Michael McGee

Personal information
- Native name: Micháel Mac Aoidh (Irish)
- Nickname: The Tongue
- Born: Tyrone, Northern Ireland
- Occupation: Civil Servant
- Height: 5 ft 9 in (175 cm)

Sport
- Sport: Gaelic football
- Position: Corner back

Club
- Years: Club
- Loughmacrory

Inter-county
- Years: County
- 1999-present: Tyrone

Inter-county titles
- Ulster titles: 5
- All-Irelands: 3
- NFL: 2
- All Stars: 0

= Michael McGee (Gaelic footballer) =

Irish Gaelic footballer

Michael "Mickey" McGee is a former Gaelic footballer who played for the Loughmacrory club and the Tyrone county team.

==Awards==
McGee has three All-Ireland Senior Football Championship winners' medals.
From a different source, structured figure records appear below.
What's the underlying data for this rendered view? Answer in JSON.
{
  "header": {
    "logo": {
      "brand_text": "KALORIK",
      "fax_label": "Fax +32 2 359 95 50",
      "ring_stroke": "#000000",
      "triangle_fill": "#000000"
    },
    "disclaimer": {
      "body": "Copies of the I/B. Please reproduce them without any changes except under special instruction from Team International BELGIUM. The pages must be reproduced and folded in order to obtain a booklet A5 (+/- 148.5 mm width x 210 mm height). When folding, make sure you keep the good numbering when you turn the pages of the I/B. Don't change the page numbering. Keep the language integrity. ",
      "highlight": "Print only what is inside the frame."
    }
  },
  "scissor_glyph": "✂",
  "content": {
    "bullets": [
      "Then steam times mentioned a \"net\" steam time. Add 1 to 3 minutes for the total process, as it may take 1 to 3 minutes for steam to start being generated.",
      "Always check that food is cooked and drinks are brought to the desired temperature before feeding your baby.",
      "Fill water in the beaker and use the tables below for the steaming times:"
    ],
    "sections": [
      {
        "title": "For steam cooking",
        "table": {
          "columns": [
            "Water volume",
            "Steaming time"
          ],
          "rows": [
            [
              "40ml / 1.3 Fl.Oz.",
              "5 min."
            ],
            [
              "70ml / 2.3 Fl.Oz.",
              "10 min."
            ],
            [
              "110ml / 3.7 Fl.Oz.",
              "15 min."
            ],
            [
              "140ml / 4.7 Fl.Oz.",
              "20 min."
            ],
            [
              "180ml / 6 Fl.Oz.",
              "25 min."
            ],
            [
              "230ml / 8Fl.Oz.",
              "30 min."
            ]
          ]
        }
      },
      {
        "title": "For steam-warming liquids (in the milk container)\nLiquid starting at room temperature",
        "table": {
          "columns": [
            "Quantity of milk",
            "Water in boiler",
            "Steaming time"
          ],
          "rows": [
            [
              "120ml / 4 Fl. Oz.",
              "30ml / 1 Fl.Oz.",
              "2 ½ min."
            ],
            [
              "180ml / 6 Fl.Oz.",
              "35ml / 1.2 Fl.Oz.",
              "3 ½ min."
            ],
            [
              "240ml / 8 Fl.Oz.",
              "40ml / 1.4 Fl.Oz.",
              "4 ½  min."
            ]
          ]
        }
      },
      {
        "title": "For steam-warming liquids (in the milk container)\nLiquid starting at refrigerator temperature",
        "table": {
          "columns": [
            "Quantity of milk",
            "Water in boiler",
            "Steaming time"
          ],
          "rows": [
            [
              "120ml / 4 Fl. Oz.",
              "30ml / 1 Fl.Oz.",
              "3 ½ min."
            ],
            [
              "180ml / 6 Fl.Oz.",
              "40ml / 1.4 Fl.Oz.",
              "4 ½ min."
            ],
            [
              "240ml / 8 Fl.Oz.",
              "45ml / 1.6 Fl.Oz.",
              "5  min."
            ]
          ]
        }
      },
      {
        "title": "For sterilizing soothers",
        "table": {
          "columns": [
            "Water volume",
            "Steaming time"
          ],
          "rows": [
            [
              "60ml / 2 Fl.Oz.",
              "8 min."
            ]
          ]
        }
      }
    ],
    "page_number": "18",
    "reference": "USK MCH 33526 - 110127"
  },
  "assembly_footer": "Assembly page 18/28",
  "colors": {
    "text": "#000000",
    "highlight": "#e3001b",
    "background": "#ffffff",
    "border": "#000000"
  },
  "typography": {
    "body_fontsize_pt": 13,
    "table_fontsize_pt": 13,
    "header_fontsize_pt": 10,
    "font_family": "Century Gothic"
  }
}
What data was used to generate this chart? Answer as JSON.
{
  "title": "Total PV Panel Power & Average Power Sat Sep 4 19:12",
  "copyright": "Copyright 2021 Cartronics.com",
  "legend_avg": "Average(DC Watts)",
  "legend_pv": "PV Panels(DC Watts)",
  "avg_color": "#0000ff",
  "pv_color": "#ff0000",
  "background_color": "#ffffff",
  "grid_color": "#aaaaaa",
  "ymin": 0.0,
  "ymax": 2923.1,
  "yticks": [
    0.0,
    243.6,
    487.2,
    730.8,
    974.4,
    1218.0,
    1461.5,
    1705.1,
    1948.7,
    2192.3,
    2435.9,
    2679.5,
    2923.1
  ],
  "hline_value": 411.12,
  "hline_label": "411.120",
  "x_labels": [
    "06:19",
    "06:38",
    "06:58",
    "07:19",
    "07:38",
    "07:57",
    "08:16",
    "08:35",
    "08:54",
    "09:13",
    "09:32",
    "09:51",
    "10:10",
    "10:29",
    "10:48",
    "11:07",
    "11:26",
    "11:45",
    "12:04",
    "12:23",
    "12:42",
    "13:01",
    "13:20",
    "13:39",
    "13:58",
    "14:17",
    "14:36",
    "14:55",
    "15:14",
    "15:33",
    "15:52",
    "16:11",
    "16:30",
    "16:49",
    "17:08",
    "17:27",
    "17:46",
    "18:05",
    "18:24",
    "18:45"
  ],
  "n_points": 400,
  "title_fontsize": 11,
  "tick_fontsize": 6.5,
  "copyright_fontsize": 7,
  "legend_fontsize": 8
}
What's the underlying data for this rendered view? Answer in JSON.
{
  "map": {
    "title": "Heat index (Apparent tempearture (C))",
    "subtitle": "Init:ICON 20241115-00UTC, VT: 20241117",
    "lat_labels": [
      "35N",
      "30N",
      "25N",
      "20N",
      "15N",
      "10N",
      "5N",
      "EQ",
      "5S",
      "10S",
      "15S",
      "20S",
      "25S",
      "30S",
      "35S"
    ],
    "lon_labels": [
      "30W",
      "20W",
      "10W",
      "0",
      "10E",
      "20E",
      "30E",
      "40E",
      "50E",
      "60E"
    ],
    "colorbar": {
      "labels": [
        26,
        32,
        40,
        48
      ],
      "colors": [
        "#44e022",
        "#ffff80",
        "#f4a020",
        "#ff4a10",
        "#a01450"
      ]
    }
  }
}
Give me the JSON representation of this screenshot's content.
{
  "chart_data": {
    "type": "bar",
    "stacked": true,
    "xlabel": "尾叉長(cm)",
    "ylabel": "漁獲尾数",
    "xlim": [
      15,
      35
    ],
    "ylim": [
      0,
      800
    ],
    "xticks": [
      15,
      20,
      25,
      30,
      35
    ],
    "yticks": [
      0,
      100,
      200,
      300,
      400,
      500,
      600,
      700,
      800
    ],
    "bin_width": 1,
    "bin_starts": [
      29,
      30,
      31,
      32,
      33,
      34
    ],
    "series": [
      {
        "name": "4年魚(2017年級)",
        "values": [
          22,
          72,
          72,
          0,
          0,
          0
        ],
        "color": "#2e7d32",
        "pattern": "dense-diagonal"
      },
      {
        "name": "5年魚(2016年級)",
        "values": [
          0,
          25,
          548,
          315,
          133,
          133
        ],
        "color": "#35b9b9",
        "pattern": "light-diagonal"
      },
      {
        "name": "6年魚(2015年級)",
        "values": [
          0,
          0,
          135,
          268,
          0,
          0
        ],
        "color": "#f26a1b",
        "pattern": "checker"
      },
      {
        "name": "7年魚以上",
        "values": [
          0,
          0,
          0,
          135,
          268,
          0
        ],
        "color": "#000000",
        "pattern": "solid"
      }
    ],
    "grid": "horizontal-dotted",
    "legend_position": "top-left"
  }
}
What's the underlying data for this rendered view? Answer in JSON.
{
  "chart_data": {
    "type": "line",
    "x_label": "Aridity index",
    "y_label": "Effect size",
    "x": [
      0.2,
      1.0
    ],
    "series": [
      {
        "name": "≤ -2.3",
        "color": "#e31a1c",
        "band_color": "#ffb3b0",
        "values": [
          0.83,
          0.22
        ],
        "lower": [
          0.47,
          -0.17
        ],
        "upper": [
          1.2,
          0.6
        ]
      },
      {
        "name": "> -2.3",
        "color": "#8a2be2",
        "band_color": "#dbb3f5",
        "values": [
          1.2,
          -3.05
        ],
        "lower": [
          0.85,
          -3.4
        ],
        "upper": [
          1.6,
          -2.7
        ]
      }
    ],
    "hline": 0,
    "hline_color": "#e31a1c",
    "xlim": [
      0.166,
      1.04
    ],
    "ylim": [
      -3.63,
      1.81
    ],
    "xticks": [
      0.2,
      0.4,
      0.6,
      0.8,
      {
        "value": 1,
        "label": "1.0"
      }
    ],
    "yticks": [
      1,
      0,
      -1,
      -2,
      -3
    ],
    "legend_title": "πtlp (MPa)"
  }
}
He brought the first All-Ireland senior championship medal to his club, Loughmacrory, in 2003, the year Tyrone made the breakthrough at county senior level, and he won an All-Ireland minor medal with the county in 1998. From there he progressed to the Under-21 grade where he won two All-Ireland Under-21 championships in 2000 and 2001.

He helped Tyrone regain the Sam Maguire Cup in 2005.

McGee's 2007 and 2008 seasons were hampered by a shoulder injury, one of Tyrone's many long-term injuries.